We are called to celebrate what Jesus is doing for us. We celebrate the many helps and encouragements Jesus gives us here and now. We celebrate the strength Jesus gives us and God’ daily providence. We celebrate God’s daily provision. As Nehemiah encourages, “Do not grieve, for the joy of the Lord is your strength (Nehemiah 8:10, NIV).” 

We are called to celebrate what Jesus will do for us. No matter how dark or dire our circumstances, we are people of hope, who know that God is working to our future benefit. “Weeping may last through the night, but joy comes with the morning (Psalm 30:5, NLT).” 

We are called to celebrate past, present, and future in Christ. How normal should celebration be? How often should our joy both sustain us and make its presence obvious to others?  While an inmate in a Roman prison, the Apostle Paul implies a normal frequency for celebration in a leader’s life: “Rejoice in the Lord always; again I will say, rejoice! (Philippians 4:4; NASB).” From prison he wrote that! 

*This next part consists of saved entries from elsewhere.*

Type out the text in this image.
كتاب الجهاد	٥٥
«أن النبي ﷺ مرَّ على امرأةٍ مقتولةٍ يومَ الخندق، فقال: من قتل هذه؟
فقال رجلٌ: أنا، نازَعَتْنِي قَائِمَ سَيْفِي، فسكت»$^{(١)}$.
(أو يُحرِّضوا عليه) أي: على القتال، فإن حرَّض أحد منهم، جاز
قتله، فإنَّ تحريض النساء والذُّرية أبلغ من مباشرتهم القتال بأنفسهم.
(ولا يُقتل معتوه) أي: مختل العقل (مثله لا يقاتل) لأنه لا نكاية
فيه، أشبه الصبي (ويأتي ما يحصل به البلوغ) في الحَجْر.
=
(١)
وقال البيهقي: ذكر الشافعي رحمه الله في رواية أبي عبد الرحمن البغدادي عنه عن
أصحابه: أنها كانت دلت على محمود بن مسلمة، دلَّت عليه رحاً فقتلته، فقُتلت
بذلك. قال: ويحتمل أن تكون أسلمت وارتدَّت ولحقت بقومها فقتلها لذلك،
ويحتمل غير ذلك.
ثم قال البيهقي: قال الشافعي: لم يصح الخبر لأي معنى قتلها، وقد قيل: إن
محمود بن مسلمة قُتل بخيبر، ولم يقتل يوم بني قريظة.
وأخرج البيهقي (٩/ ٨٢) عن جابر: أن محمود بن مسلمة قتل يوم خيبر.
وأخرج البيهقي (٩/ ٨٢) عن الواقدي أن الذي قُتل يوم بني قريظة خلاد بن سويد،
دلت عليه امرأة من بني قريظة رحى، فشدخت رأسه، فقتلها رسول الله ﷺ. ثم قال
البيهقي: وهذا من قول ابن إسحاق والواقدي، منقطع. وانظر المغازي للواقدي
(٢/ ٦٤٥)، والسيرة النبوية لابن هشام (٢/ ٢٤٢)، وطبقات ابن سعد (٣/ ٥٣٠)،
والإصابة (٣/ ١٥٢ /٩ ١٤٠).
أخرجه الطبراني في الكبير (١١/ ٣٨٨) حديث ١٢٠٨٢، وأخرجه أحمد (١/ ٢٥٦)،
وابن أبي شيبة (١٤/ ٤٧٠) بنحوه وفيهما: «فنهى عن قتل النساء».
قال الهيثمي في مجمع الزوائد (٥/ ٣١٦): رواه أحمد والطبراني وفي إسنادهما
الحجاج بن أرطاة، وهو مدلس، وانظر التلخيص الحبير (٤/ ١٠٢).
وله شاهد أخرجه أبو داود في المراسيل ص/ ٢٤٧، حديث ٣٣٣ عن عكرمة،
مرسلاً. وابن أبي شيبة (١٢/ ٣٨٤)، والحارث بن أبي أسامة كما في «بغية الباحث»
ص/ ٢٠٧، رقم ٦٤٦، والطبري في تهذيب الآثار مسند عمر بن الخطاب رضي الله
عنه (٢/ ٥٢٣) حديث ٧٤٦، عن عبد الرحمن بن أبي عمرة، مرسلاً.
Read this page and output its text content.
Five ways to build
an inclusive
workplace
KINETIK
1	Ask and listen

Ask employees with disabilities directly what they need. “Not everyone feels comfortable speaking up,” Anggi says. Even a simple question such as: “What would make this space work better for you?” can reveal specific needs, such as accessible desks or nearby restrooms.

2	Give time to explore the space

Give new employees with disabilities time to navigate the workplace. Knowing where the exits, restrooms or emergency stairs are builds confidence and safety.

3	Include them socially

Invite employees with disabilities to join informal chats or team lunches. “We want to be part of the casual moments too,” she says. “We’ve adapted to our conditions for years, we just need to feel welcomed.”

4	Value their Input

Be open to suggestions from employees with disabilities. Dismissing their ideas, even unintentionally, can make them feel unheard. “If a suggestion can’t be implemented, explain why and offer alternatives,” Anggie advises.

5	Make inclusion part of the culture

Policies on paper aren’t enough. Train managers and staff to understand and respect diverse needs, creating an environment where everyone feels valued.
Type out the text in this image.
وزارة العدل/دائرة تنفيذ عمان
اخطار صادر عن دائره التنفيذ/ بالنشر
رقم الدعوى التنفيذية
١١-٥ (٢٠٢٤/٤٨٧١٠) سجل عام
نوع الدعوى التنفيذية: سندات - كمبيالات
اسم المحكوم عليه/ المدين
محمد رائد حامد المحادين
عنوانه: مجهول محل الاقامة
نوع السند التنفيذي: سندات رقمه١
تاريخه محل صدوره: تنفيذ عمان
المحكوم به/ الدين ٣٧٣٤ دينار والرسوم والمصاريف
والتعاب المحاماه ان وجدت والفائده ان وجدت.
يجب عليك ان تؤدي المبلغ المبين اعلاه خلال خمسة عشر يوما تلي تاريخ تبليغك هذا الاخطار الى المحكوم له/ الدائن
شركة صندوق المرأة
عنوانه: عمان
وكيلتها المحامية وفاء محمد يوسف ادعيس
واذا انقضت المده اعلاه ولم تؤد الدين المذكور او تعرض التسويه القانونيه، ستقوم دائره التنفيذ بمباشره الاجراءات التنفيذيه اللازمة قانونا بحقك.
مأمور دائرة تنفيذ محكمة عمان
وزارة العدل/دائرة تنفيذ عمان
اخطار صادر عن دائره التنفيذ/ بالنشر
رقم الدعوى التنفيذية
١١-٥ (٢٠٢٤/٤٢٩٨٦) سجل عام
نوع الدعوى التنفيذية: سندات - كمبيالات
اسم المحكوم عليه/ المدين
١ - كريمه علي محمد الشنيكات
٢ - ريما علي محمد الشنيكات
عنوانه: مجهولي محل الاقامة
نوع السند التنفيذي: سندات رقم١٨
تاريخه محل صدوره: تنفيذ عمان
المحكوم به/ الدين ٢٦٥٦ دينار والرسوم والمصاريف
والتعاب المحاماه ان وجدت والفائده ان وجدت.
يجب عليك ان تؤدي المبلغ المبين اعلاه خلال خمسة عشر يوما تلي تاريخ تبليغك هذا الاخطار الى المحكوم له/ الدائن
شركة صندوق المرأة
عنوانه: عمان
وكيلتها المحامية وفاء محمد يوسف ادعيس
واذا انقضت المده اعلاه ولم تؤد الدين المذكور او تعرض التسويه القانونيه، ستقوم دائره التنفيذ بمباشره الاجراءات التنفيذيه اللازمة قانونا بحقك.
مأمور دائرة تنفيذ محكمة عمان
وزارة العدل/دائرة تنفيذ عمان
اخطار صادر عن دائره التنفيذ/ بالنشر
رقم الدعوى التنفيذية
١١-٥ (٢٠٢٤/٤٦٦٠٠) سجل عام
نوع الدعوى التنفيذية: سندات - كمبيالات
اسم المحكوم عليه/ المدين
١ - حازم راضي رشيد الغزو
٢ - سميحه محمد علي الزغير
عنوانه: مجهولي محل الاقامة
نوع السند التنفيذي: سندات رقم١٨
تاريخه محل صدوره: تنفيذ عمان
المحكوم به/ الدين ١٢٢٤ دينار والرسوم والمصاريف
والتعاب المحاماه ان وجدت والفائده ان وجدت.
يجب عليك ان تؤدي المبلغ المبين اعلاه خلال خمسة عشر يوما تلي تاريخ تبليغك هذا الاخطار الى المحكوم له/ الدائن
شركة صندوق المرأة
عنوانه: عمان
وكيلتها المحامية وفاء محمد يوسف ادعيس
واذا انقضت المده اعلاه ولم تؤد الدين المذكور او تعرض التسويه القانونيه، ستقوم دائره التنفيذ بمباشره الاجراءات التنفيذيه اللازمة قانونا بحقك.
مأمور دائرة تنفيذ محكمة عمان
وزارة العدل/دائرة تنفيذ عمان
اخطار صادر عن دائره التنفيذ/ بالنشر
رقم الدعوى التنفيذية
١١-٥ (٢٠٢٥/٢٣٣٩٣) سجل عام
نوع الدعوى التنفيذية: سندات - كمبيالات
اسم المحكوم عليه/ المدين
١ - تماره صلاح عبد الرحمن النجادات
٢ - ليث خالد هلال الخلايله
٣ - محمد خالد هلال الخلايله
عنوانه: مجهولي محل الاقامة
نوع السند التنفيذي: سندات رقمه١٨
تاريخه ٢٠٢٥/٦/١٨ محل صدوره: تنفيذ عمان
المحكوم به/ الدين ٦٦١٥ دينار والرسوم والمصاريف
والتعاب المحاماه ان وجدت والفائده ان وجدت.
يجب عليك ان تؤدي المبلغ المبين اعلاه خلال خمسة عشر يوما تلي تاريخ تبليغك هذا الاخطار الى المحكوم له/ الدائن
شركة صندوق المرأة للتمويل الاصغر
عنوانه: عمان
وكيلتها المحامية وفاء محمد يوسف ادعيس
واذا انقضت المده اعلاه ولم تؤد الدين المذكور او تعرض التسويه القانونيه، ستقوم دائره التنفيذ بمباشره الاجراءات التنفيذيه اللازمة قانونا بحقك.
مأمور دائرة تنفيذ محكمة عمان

What’s our spiritual challenge? To turn our joy, a fruit of the Spirit, loose in our lives, for celebration is to be a Christian norm. 

Do this spiritual exercise. Ask five people you live or work with this question: “Do I seem joyful to you?” 

If Paul can be joyful as a Roman prisoner, perhaps we can each be more joyful, in spite of our lesser life inconveniences. Could it be that we too easily turn off our spiritual discipline of celebration?